Ankara katliamının acısını yüreklerinde hisset­tiklerini söyleyen Gamberra, barış için sesini yüksel­ten emekçilerin katliamının Soma katliamından ba­ğımsı düşünemediğini belirterek şöyle konuştu:

“Dayanışmadan bahsettiğimde kalbimden ve gönlümden son ölümcül katliamlarda hayatını kay­beden emekçilerle ilgili en içten duygularımı bildir­mek istiyorum. Katliamda barış için sesini yükselten emekçilerin katliamını Soma madende katliamdan bağımsız düşünemiyorum. Hepsi için açıklamalar yaptık bizim de yürekten hissettiğimiz katliamlardı bunlar.”

“Yalnız dayanışmak değil eylem birliğine geç­memiz lazım”

Gambera “Yalnız dayanışmak değil eylem bir­liğine geçmemiz lazım. Dünya işçilerinin bir eylem birliği bulması gerekiyor.” dedi.

“Eskimeyen Cümle: Dünyanın Bütün İşçileri Birleşin”

Gambera, Marx’ın sözünü hatırlatarak şöyle dedi: “Aslında bu konu da hiç eskimeyen bir cümle var: dünyanın bütün işçileri birleşin!”

“Yoldaşlar burada tarih yazıyorsunuz”

Gambera kendilerini dinlemeye gelen işçiler, si­yasi kurum temsilcileri, meslek örgütleri üyeleri ve gençlere seslenerek, “Siz yoldaşlar burada tarih yazı­yorsunuz. Bilin ki Uruguay’daki yoldaşlarınız da dos­tunuzdur. Bu tarihi birlikte yazmanın yollarını bulma­mız gerekiyor. Bilin ki beraberiz, bilin ki müttefikiz.”

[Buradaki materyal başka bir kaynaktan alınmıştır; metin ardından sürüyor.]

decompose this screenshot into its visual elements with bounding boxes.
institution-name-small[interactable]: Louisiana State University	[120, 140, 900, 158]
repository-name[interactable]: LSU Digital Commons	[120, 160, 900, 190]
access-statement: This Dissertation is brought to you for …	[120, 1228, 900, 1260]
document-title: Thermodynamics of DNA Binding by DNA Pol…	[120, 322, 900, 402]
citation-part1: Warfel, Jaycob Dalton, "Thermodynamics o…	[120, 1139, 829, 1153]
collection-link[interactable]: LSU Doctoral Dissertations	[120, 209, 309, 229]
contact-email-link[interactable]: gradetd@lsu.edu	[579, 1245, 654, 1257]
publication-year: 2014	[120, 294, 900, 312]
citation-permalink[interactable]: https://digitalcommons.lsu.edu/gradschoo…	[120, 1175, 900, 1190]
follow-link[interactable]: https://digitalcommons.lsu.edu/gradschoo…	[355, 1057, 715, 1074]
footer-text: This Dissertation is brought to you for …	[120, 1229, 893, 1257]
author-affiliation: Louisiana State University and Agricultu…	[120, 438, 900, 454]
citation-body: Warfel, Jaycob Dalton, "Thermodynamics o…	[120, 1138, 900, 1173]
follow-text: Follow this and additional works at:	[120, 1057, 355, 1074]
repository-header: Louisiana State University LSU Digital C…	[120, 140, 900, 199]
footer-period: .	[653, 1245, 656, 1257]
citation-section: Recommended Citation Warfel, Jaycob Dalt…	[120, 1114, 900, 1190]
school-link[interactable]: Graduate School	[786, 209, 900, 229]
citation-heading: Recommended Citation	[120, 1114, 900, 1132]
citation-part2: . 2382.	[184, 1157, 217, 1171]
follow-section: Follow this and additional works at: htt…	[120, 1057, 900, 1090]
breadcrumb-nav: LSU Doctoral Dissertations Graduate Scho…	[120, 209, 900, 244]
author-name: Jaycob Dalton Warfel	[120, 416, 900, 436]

Mujica’ya “Anadolu’ya Hoş Geldin” Hediyesi

Etkinlik öncesinde 8 yaşında Asya, Jose Mujica ve eşi Lucia Topalansky’e “Anadolu’ya Hoşgeldiniz” yazılı kızıl yıldızlı bayrak ve onların resimlerini yap­tığı resim hediye edildi. Mujica birlikte gerilla müca­delesi verdiği yoldaşı ve eşi ile kollarının birleşik çi­zildiği resmi ilgiyle inceleyerek, hediyeleri gönderen yoldaşa sevgilerini iletti.